Naturally, Barsky came up with a hypothesis to explain his observations. He postulated that if donor stem cells migrate to a new site in an organ recipient, the cells can take on the behavior and appearance appropriate to that location—losing the identity they had once held in the donor’s body. Having reached a new location, they somehow “go awry”, leading to the formation of a tumor. The assumption that stem cells can migrate to new organs isn’t far fetched, as biologists have confirmed that stem cells in the bone marrow move into the blood stream.

And yet, the probability reigns high that Barsky’s hypothesis fails to include a major component of tumor formation and cancer pathogenesis in stem cell recipients and cancer patients in general. What’s the missing puzzle piece? You guessed it! Bacteria. The knowledge that the cells of cancer patients are likely teeming with chronic, intraphagocytic, metagenomic bacteria (often referred to as the Th1 pathogens) allows for other, likely more accurate, interpretations of Barsky’s data.

First off, it’s important to note that the presence of bacteria in cancer studies run high. For example, in 2006, D.L. Mager and team published a review article in the Journal of Translational Medicine called, “Bacteria and Cancer: Cause, or Cure?” According to Mager, “An overwhelming body of evidence has determined that relationships among certain bacteria and cancers exist.” In the paper, Mager details how research teams around the world have implicated Salmonella typhi in gallbladder cancer, Streptococcus bovis and E.coli in colon cancer, andChlamydia pneumoniae in lung cancer. According to Mager, the mechanisms by which bacterial agents may induce carcinogenesis include “chronic infection, immune evasion, and immune suppression.”

Not to mention the fact that numerous researchers have actually detected bacteria inside the cells of cancer patients, including Dr. Alan Cantwell, who used acid-fast staining to identify bacteria in patients with Hodgkin’s Disease, lymphoma, prostate cancer and other immunological diseases.

If the Th1 pathogens can infect the stem cells – and growing evidence indicates that they do – then in many cases, transplant recipients may simply be given organs in which the stem cells are infected with chronic bacterial forms. Under such circumstances, the stem cells themselves don’t contribute to tumors and the pathogenesis of cancer. Rather, the bacteria inside the stem cells spread from an infected donor organ to other areas of the body, where, after infecting the stem cells of the new organ, they proceed to cause the development of tumors and cancer in the new area of the body. Rather than the stem cells dividing rapidly, the bacteria spread rapidly, leading to a large number of infected cells.
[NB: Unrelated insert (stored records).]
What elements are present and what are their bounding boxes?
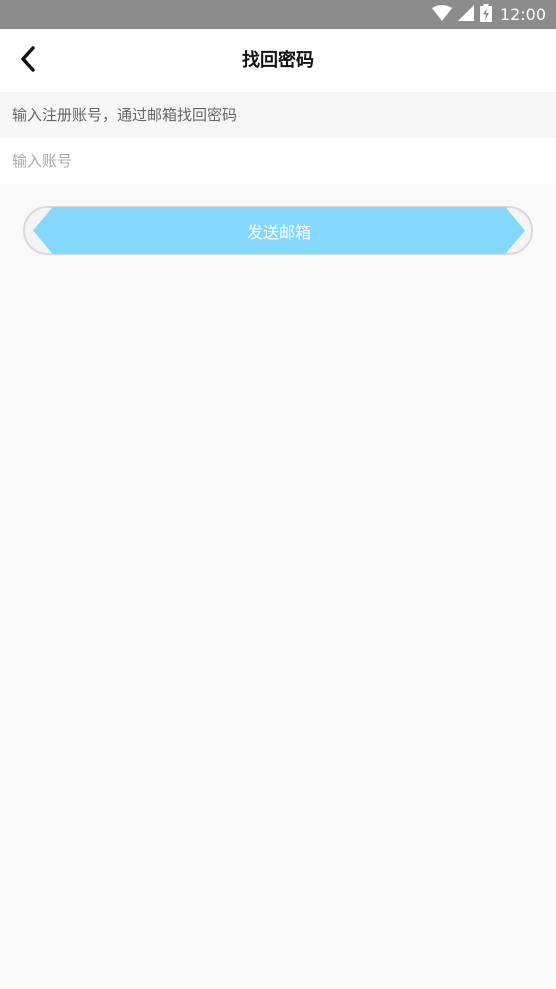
page-title: 找回密码 [242, 50, 314, 71]
send-email-button[interactable]: 发送邮箱 [33, 207, 525, 254]
status-bar: 12:00 [0, 0, 556, 29]
account-field-row [0, 138, 556, 184]
battery-icon [479, 3, 492, 26]
nav-bar: 找回密码 [0, 29, 556, 92]
chevron-left-icon [18, 45, 38, 77]
wifi-icon [431, 4, 452, 25]
instruction-text: 输入注册账号，通过邮箱找回密码 [0, 92, 556, 138]
signal-icon [457, 4, 474, 25]
back-button[interactable] [8, 41, 48, 81]
status-time: 12:00 [499, 5, 546, 24]
account-input[interactable] [0, 138, 556, 184]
Or, in a similar scenario, infected stem cells from a donor organ migrate to other areas of the body. Once at a new location, the stem cells transform into cells of the new organ. Meanwhile, the bacteria inside them spread to other cells of the organ, causing a clump of infected cells to develop that eventually turns into a tumor.
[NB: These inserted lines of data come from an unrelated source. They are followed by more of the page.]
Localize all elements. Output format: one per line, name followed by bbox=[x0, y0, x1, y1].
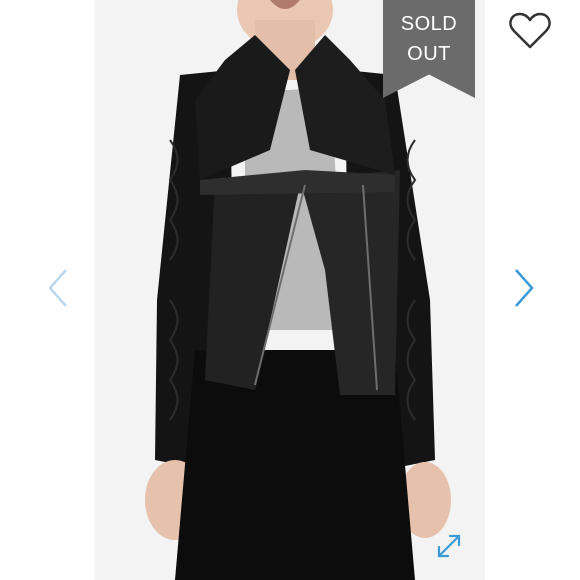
previous-image-chevron-left-icon[interactable] bbox=[46, 266, 70, 310]
sold-badge-line1: SOLD bbox=[400, 13, 458, 35]
product-photo bbox=[95, 0, 485, 580]
favorite-heart-icon[interactable] bbox=[508, 12, 552, 50]
sold-badge-line2: OUT bbox=[407, 43, 451, 65]
product-image-viewer: SOLD OUT bbox=[0, 0, 580, 580]
expand-arrows-icon[interactable] bbox=[435, 532, 463, 560]
next-image-chevron-right-icon[interactable] bbox=[512, 266, 536, 310]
“In this second scenario, the donor tissues (containing infected stem cells) spread themselves, via the bloodstream, to the area which becomes cancerous,” argues Marshall.

So while Barsky argues that the new data support the idea that tumors arise from stem cells that have gone wrong, those familiar with the Marshall Pathogenesis realize that the reason the cells have “gone wrong” is almost certainly because they are infected with bacteria.

So there we have it. More evidence which suggests that the Th1 pathogens may infect the stem cells just as easily as they infect other cells types. And since the resiliency of the stem cells strongly contributes to the aging process, the possibility opens up a Pandora’s Box of possible aging-related phenomena. Thus, Barsky’s research not only allows for a better understanding of tumor development, it also brings us one step closer to understanding the processes that may hamper longevity and resiliency.